おきつねさんは、人を化かす。おばあちゃんは、しょっちゅう化かされます。
そして少女・也子(かのこ)の前に現れたかわいい子ぎつね。
きつねは聞きます。「あたしに化かされたい?」
お互いの存在を気にし、時を過ごすうちに段々とかけがえのない存在になっていく、也子と子ぎつね。
ですがある夏の日、あの恐ろしい爆弾が落とされます。

物語は民話のような、子ぎつねと也子のとてもかわいらしい物語。
その温かな時間が原爆によりぶつっと断ち切られてしまいます。
爆弾によって一瞬で亡くなってしまった沢山の人々。
原爆症により、時間がたってから命が切れてしまった人々。
そして命を失った沢山の生き物たち。

著者は広島県生まれの被爆二世だそうです。
実際に戦争と原爆を経験した親の世代を間近に見て育ったことを思うと、朽木さんはこの物語をどのように書こうかと、きっと思い悩んだことだろうと思います。

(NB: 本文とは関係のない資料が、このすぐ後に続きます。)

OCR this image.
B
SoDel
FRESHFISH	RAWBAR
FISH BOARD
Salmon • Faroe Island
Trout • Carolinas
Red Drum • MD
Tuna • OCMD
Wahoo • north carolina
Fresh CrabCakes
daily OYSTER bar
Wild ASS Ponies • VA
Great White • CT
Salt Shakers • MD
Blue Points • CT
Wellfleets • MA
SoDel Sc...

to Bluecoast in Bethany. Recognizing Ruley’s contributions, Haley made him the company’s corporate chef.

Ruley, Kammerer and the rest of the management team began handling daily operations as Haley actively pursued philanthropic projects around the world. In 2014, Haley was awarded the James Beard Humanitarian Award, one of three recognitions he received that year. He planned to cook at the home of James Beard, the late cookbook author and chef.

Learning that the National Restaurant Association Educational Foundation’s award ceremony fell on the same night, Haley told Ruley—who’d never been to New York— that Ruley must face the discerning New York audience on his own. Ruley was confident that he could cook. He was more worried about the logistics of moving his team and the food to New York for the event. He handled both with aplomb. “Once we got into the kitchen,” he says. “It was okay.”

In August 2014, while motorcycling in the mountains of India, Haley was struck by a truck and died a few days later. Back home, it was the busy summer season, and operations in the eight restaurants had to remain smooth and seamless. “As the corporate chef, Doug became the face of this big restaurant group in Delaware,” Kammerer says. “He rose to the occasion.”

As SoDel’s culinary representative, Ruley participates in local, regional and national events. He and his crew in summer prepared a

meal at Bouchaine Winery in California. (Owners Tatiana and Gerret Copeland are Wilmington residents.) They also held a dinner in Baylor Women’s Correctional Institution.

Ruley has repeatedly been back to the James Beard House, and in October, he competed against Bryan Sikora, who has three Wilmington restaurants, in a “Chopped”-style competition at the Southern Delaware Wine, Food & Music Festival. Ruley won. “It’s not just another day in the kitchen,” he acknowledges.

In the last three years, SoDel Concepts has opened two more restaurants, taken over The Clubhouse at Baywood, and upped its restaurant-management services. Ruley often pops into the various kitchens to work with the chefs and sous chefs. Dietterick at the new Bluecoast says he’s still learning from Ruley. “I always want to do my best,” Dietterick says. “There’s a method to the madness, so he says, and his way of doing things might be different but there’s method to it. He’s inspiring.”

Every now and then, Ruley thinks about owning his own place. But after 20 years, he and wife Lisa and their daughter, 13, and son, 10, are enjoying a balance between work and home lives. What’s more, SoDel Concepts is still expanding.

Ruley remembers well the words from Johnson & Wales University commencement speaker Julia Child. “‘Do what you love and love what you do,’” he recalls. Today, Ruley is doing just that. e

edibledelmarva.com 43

物語の大半は原爆の悲惨さよりは、也子の子どもらしい生活がメインで描かれています。
あとがきで著者は「そんなあたりまえの暮らしが奪われることこそが戦争の悲しみなのだと、わたしはいつも考えています。」
この本を読めば、小学生であってもきっと「なぜこんな日々が突然になくなってしまうのか?どうして?」と疑問に思わずにはいられないでしょう。
これが起きたことがほんの60数年前という事実が胸に迫ります。

朽木さんのあとがきの最後のことば。
「子どもが子どもらしく生きることのできる日々が、いつまでも続いていきますように。」
私も本当に本当にそう思います。